PARIS, 23 juin 2009 (AFP) - Les éditorialistes de la presse quotidienne sont restés sur leur faim après le discours très attendu de Nicolas Sarkozy devant le Parlement réuni en Congrès à Versailles lundi.
Pour Erik Izraelewicz de La Tribune, le discours a été "plus solennel que substantiel" et annonce "un changement plus solennel que substantiel".
"Absent du Congrès depuis un siècle et demi, le chef de l’Etat y est revenu par la petite porte", écrit Jean-Francis Pécresse dans Les Echos. "La dimension limitée de ce discours présidentiel d’un genre nouveau est assumée" selon lui.
Dans Libération, Laurent Joffrin fait chorus : "La droite elle-même ne cachait pas sa déception. Un discours inattendu par son caractère...attendu.", note-t-il.
Nombreux sont ceux qui relèvent comme François Ernenwein dans La Croix que "le chef de l’État a égrené un véritable programme de gouvernement".
Rôle habituellement dévolu à celui que Patrick Apel-Muller dans L’Humanité décrit "sagement assis à son banc, le premier ministre qui, selon la Constitution, +conduit la politique de la France+, écoutait, un peu absent, les consignes qui tombaient de la bouche présidentielle."
Jean-Marcel Bouguereau ironise dans La République des Pyrénées, "ce discours présidentiel était un discours de premier ministre. Ca tombe bien puisqu’il n’y a plus de Premier ministre !".
De son côté, dans Nord Eclair, Patrick Pépin affirme que "nous avons changé de république. Celle-ci s’apparente à un régime présidentiel à l’américaine, avec toutes les nuances monarchiques issues de notre histoire."

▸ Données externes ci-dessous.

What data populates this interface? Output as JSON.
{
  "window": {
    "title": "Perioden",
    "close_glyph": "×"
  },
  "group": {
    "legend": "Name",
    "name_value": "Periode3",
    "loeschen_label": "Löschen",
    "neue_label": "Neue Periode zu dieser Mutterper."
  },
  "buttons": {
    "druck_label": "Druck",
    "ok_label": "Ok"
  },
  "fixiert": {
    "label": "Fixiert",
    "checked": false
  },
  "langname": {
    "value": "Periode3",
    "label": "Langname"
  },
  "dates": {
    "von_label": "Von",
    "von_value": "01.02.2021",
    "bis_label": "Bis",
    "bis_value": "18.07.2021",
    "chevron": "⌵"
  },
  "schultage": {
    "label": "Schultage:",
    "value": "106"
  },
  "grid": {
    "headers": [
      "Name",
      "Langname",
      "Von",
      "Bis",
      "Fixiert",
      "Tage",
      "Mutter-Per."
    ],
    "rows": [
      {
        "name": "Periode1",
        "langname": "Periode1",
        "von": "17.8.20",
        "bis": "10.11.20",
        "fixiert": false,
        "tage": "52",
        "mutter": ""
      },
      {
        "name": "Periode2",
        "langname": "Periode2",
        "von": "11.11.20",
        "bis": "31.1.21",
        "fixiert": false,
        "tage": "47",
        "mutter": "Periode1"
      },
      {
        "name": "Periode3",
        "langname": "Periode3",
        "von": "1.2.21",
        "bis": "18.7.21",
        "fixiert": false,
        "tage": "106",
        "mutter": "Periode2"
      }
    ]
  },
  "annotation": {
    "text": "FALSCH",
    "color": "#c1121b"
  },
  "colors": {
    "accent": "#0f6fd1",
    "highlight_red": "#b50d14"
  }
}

Michel Lépinay de Paris-Normandie se pose la même question que nombre de ses confrères : "tout ça pour ça ?", se demande-t-il estimant que "l’ensemble laissait un peu sur sa faim".
Les éditorialistes sont enclins à croire comme Philippe Palat du Midi Libre que Nicolas Sarkozy veut "enfin enfiler le costume de l’homme d’Etat d’envergure". Pour lui, le président souhaite "se débarrasser de son image d’+hyperactif tendance égocentrique en campagne permanente+" et devenir "celui qui propulse le pays vers des horizons nouveaux et universels. Vers 2012, surtout !" prédit-il.
"D’où vient alors cette étrange impression que le président a raté son coup ?" s’interroge Olivier Picard (Les Dernières Nouvelles d’Alsace), qui trouve qu’il "manquait du souffle, de l’imagination, de l’émotion."
Etienne Mougeotte est le seul dans Le Figaro à croire que "le discours de Versailles avait incontestablement du soufle" et pense même qu’on "aura de la peine à contester au chef de l’Etat une audace visionnaire et mobilisatrice".